This paper addresses the lack of formal semantic foundations for the Variable Elimination (VE) algorithm in probabilistic graphical models. We propose a structured modeling approach based on linear simply typed lambda calculus, characterizing VE as a resource-sensitive syntactic rewriting process: global variables are equivalently transformed into local definitions via commuting and nesting rules for let-in expressions. To our knowledge, this is the first work to rigorously capture the essence of VE within a linear type system—revealing VE not as numerical computation, but as a type-constrained program transformation. The established correspondence between VE and linear lambda calculus provides a provably correct theoretical framework for semantic verification, automated optimization, and trustworthy compilation of probabilistic programs.
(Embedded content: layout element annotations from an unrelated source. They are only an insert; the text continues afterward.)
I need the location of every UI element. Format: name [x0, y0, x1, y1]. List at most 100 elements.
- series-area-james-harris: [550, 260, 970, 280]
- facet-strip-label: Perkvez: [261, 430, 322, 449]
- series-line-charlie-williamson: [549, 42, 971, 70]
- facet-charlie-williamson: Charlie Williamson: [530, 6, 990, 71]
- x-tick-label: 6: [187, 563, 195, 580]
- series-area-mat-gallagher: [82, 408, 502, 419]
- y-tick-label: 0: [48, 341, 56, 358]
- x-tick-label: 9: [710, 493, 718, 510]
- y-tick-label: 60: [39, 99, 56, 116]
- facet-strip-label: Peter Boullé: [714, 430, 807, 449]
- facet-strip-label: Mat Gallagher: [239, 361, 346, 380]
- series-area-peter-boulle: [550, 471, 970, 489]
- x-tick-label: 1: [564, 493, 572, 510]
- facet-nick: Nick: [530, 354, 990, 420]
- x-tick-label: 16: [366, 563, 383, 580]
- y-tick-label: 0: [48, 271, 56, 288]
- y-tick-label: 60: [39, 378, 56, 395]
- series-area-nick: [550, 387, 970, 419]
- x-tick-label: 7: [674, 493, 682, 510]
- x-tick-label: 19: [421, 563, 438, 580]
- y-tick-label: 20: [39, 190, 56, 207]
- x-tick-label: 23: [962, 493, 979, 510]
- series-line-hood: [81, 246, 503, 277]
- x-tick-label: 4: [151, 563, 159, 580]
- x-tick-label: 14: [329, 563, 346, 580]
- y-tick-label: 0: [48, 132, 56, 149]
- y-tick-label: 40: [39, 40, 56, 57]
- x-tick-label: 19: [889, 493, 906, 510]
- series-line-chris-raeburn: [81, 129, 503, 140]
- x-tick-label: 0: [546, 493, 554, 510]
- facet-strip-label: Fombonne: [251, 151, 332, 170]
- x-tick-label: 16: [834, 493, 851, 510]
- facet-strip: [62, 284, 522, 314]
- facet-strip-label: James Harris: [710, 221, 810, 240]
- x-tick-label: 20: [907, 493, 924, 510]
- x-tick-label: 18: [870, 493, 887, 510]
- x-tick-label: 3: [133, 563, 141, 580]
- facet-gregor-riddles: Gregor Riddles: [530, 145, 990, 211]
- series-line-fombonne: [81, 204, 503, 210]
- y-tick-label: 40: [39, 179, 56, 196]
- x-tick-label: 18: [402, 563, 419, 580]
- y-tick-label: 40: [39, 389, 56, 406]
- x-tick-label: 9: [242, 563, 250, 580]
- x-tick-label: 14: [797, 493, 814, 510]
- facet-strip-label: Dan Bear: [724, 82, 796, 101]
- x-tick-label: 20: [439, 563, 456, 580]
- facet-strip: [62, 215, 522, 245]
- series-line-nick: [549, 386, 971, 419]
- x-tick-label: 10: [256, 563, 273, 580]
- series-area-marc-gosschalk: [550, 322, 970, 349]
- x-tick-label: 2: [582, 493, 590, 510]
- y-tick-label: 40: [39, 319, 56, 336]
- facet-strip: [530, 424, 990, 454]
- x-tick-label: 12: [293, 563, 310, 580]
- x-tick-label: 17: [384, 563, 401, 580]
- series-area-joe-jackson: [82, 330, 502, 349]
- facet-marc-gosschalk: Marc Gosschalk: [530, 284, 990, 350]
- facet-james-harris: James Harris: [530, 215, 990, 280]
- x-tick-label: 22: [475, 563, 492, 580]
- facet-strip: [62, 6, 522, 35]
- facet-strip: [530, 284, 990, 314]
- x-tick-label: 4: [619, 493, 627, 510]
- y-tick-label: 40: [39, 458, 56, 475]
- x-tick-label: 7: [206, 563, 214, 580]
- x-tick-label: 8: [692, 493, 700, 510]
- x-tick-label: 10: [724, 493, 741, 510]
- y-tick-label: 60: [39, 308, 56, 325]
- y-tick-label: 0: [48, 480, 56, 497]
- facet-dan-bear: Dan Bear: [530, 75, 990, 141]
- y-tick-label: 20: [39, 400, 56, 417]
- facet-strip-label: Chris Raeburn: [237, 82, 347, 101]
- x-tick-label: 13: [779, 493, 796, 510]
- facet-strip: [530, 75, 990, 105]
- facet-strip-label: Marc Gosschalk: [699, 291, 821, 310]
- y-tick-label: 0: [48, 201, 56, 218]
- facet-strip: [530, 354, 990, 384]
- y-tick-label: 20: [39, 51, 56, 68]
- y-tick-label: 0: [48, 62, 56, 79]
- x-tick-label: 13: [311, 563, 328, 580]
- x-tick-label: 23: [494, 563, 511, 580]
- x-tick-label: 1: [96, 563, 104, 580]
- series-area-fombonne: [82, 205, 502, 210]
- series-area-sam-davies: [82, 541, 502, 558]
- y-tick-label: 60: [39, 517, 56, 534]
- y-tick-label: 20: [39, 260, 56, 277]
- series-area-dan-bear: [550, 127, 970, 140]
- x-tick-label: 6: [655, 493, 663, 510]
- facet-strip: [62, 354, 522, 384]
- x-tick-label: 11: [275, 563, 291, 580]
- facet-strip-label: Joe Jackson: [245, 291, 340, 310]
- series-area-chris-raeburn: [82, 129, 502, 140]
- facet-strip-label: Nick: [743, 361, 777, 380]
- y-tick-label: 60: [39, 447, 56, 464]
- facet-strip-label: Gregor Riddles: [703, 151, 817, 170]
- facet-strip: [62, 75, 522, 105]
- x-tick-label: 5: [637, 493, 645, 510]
Variable Elimination (VE) is a classical exact inference algorithm for probabilistic graphical models such as Bayesian Networks, computing the marginal distribution of a subset of the random variables in the model. Our goal is to understand Variable Elimination as an algorithm acting on programs, here expressed in an idealized probabilistic functional language -- a linear simply-typed $lambda$-calculus suffices for our purpose. Precisely, we express VE as a term rewriting process, which transforms a global definition of a variable into a local definition, by swapping and nesting let-in expressions. We exploit in an essential way linear types.